To further evaluate the function of the assembled unigenes, we searched the annotated unigenes involved in COG. COG annotation yielded 11281 putative proteins in 26 categories (Fig. 4). Among these categories, the cluster for “general functional prediction only” (18.39 %) represented the largest group, followed by “post-translational modification, protein turnover, chaperon” (12.69 %), “signal transduction” (10.08 %) and “transcription” (7.02 %).

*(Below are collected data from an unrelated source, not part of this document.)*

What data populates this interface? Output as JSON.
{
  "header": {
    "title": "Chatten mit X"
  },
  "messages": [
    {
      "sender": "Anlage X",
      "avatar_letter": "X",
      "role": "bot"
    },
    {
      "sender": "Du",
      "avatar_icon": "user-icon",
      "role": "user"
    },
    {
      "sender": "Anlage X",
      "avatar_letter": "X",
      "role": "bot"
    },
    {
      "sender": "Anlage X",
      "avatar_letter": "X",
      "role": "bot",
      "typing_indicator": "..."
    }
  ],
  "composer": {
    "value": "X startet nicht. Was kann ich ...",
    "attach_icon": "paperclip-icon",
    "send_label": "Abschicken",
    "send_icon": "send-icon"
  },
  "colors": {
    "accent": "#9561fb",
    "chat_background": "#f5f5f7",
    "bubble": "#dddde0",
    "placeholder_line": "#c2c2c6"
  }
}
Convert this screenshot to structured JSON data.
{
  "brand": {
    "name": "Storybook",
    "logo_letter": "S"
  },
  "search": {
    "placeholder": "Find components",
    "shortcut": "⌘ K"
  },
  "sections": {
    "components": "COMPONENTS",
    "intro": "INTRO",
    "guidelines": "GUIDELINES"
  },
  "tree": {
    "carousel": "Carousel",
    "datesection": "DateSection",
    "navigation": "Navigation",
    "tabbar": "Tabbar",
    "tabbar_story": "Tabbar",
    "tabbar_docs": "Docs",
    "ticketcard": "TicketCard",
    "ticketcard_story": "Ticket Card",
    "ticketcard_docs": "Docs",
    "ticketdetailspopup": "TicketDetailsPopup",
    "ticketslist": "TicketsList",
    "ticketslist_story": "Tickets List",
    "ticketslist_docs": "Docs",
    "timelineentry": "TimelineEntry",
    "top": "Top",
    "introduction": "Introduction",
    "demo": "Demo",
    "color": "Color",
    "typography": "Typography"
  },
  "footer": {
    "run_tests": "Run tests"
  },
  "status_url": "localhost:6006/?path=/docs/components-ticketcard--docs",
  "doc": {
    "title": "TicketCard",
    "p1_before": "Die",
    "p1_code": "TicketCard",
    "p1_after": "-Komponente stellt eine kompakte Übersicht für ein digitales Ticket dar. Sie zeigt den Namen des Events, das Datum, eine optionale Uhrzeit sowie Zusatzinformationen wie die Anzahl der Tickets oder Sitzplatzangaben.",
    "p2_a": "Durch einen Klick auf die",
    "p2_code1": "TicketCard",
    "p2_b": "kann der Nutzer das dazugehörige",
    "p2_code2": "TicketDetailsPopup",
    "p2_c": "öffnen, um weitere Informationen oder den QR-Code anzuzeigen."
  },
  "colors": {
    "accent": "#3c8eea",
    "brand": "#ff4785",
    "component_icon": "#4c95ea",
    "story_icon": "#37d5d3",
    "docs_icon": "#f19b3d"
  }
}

Clusters for “cell motility” (0.04 %), “unnamed protein” (0.04 %) and “nuclear structure” (0.78 %) were the smallest groups (Fig. 4).

Fig. 4
figure 4

KOG classifications of assembled unigenes in Camphor tree. Out of 114229 de novo assembled unigenes, 11281 were annotated and seperated into 26 categories

KEGG pathways were also searched for biological interpretation of functions of the assembled unigenes. A total of 7742 unigenes were mapped to 31 pathways (Additional file 5: Table S4, Fig. 5). As shown in Fig. 5, the majority of unigenes were classified into pathways for carbohydrate metabolism (794), translation (693), folding, sorting and degradation (641), and energy metabolism (628). In contrast, few unigenes were found in some pathways, for example, signaling molecules and interaction (2), and sensory system (21).

Fig. 5
figure 5

Distribution of the number of genes expressed in various metabolic pathway. a Cellular processes; b Invironmental information processing; c Genetic information processing; d Metabolism; e Organismal systems

Global analysis of gene expression in IZE, IZE_Suc and SE_5w

To characterize the differences of molecular response among IZE, IZE_Suc and SE_5w, expression levels of the assembled unigenes were calculated by RPKM using RSEM software [37]. The three samples showed similar RPKM density distribution (Additional file 7: Figure S2). The results showed that only a small proportion of genes are highly expressed (Table 3). Based on the values of RPKM, approximately 31432 (82.67 % of the 38020, RPKM > 0.3) annotated unigenes showed ubiquitous expression in all the three samples. A total of 44323, 57917 and 49364 genes showed expression (RPKM > 0.3, with 95 % confidence) in IZE, IZE_Suc and SE_5w samples, respectively. 1851 (1.62 %), 1866 (1.63 %) and 1666 (1.46 %) genes (>60 RPKM) were highly expressed in IZE, IZE_Suc and SE_5w, respectively (Table 3). The top 10 most expressed genes in IZE, IZE_Suc and SE_5w had high RPKM values ranging from 2142 to 6688, 1433 to 4452, and 3757 to 23062, respectively. The top 20 most expressed genes from the three libraries are shown in Tables 4, 5 and 6.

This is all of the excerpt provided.